Place: Large Lecture Room
Affiliation: Computer Vision Centre and Dep. of Computer Science, UAB.
In this work, we explore human action recognition and pose estimation problems. Different from traditional works of learning from 2D images or video sequences and their annotated output, we seek to solve the problems with additional 3D motion capture information, which helps to fill the gap between 2D image features and human interpretations.

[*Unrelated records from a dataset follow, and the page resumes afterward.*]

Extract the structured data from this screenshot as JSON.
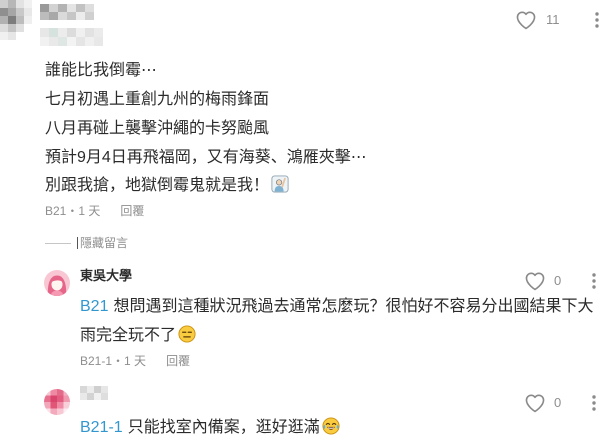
{
  "theme": {
    "text": "#2b2b2b",
    "secondary": "#8e8e8e",
    "mention": "#3397cf",
    "icon": "#8a8a8a"
  },
  "icons": {
    "like": "heart-outline-icon",
    "more": "more-vertical-icon"
  },
  "meta_separator": "・",
  "post_comment": {
    "avatar": "pixelated-avatar",
    "likes": "11",
    "lines": [
      "誰能比我倒霉⋯",
      "七月初遇上重創九州的梅雨鋒面",
      "八月再碰上襲擊沖繩的卡努颱風",
      "預計9月4日再飛福岡，又有海葵、鴻雁夾擊⋯",
      "別跟我搶，地獄倒霉鬼就是我！"
    ],
    "trailing_emoji": "raising-hand-emoji",
    "floor": "B21",
    "time": "1 天",
    "reply_label": "回覆"
  },
  "hide_replies_label": "隱藏留言",
  "replies": [
    {
      "avatar": "female-default-avatar",
      "author": "東吳大學",
      "likes": "0",
      "mention": "B21",
      "lines": [
        "想問遇到這種狀況飛過去通常怎麼玩？很怕好不容易分出國結果下大",
        "雨完全玩不了"
      ],
      "trailing_emoji": "expressionless-face-emoji",
      "floor": "B21-1",
      "time": "1 天",
      "reply_label": "回覆"
    },
    {
      "avatar": "pixelated-avatar",
      "likes": "0",
      "mention": "B21-1",
      "lines": [
        "只能找室內備案，逛好逛滿"
      ],
      "trailing_emoji": "face-with-tears-of-joy-emoji"
    }
  ]
}
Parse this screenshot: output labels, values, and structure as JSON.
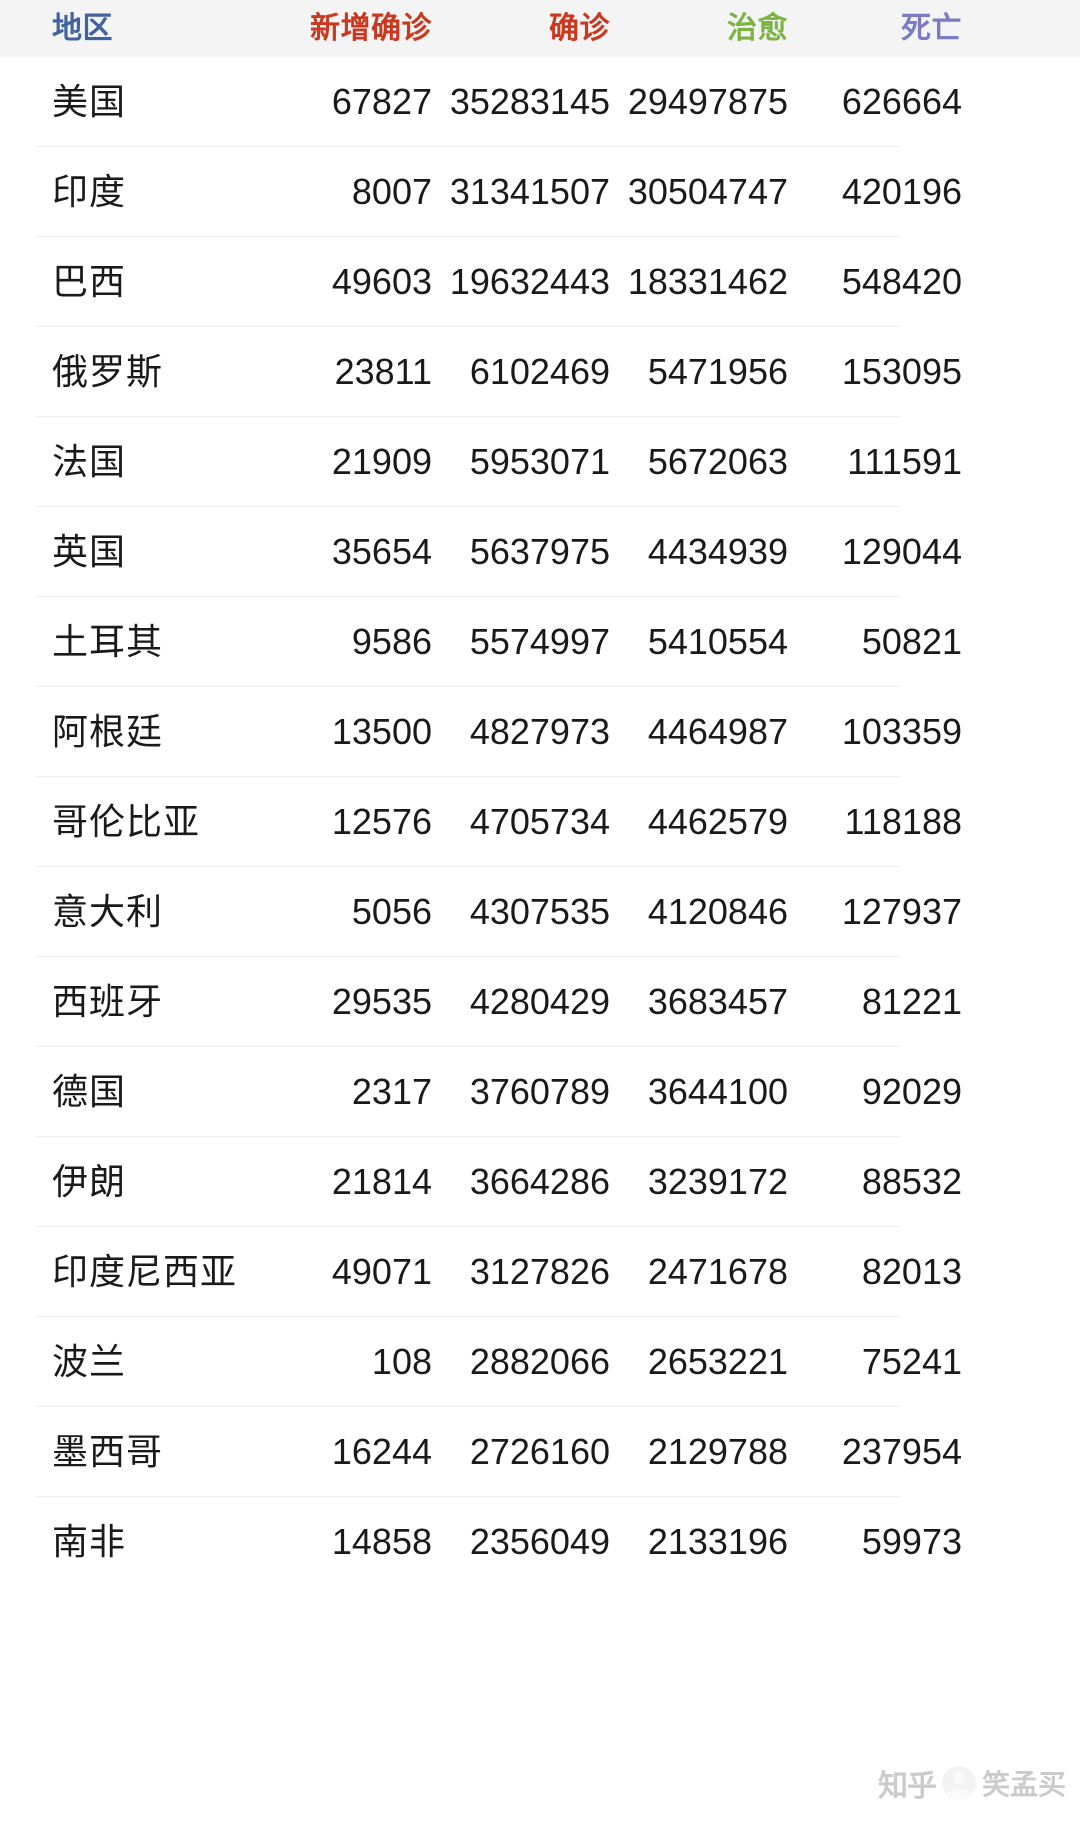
{
  "table": {
    "columns": [
      {
        "key": "region",
        "label": "地区",
        "color": "#4063a0",
        "align": "left"
      },
      {
        "key": "new",
        "label": "新增确诊",
        "color": "#c9381f",
        "align": "right"
      },
      {
        "key": "conf",
        "label": "确诊",
        "color": "#c9381f",
        "align": "right"
      },
      {
        "key": "cured",
        "label": "治愈",
        "color": "#7cb342",
        "align": "right"
      },
      {
        "key": "death",
        "label": "死亡",
        "color": "#7c7cc4",
        "align": "right"
      }
    ],
    "rows": [
      {
        "region": "美国",
        "new": "67827",
        "conf": "35283145",
        "cured": "29497875",
        "death": "626664"
      },
      {
        "region": "印度",
        "new": "8007",
        "conf": "31341507",
        "cured": "30504747",
        "death": "420196"
      },
      {
        "region": "巴西",
        "new": "49603",
        "conf": "19632443",
        "cured": "18331462",
        "death": "548420"
      },
      {
        "region": "俄罗斯",
        "new": "23811",
        "conf": "6102469",
        "cured": "5471956",
        "death": "153095"
      },
      {
        "region": "法国",
        "new": "21909",
        "conf": "5953071",
        "cured": "5672063",
        "death": "111591"
      },
      {
        "region": "英国",
        "new": "35654",
        "conf": "5637975",
        "cured": "4434939",
        "death": "129044"
      },
      {
        "region": "土耳其",
        "new": "9586",
        "conf": "5574997",
        "cured": "5410554",
        "death": "50821"
      },
      {
        "region": "阿根廷",
        "new": "13500",
        "conf": "4827973",
        "cured": "4464987",
        "death": "103359"
      },
      {
        "region": "哥伦比亚",
        "new": "12576",
        "conf": "4705734",
        "cured": "4462579",
        "death": "118188"
      },
      {
        "region": "意大利",
        "new": "5056",
        "conf": "4307535",
        "cured": "4120846",
        "death": "127937"
      },
      {
        "region": "西班牙",
        "new": "29535",
        "conf": "4280429",
        "cured": "3683457",
        "death": "81221"
      },
      {
        "region": "德国",
        "new": "2317",
        "conf": "3760789",
        "cured": "3644100",
        "death": "92029"
      },
      {
        "region": "伊朗",
        "new": "21814",
        "conf": "3664286",
        "cured": "3239172",
        "death": "88532"
      },
      {
        "region": "印度尼西亚",
        "new": "49071",
        "conf": "3127826",
        "cured": "2471678",
        "death": "82013"
      },
      {
        "region": "波兰",
        "new": "108",
        "conf": "2882066",
        "cured": "2653221",
        "death": "75241"
      },
      {
        "region": "墨西哥",
        "new": "16244",
        "conf": "2726160",
        "cured": "2129788",
        "death": "237954"
      },
      {
        "region": "南非",
        "new": "14858",
        "conf": "2356049",
        "cured": "2133196",
        "death": "59973"
      }
    ]
  },
  "watermark": {
    "logo": "知乎",
    "name": "笑孟买"
  }
}
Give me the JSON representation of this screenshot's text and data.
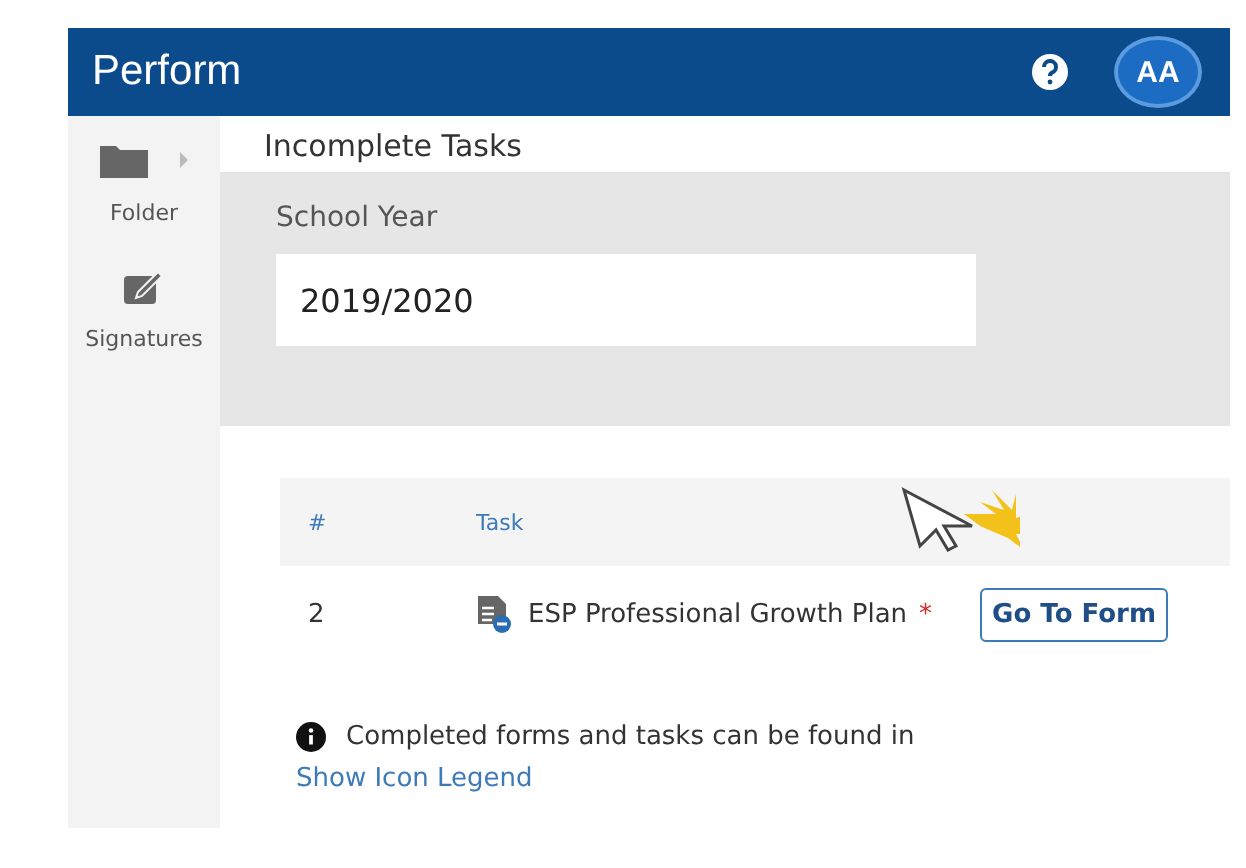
{
  "header": {
    "logo": "Perform",
    "avatar": "AA"
  },
  "sidebar": {
    "items": [
      {
        "kind": "folder",
        "label": "Folder",
        "expandable": true
      },
      {
        "kind": "signatures",
        "label": "Signatures",
        "expandable": false
      }
    ]
  },
  "page": {
    "title": "Incomplete Tasks"
  },
  "filter": {
    "label": "School Year",
    "value": "2019/2020"
  },
  "table": {
    "columns": [
      "#",
      "Task"
    ],
    "rows": [
      {
        "number": "2",
        "task": "ESP Professional Growth Plan",
        "required_mark": "*",
        "action": "Go To Form"
      }
    ]
  },
  "info": {
    "text": "Completed forms and tasks can be found in",
    "link": "Show Icon Legend"
  }
}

We first compare two different schools of approaches commonly used for 3D pose estimation from 2D pose configuration: modeling and learning methods. By looking into experiments results and considering our problems, we fixed a learning method as the following approaches to do pose estimation. We then establish a framework by adding a module of detecting 2D pose configuration from images with varied background, which widely extend the application of the approach. We also seek to directly estimate 3D poses from image features, instead of estimating 2D poses as a intermediate module. We explore a robust input feature, which combined with the proposed distance measure, provides a solution for noisy or corrupted inputs. We further utilize the above method to estimate weak poses,which is a concise representation of the original poses by using dimension deduction technologies, from image features. Weak pose space is where we calculate vocabulary and label action types using a bog of words pipeline. Temporal information of an action is taken into consideration by considering several consecutive frames as a single unit for computing vocabulary and histogram assignments.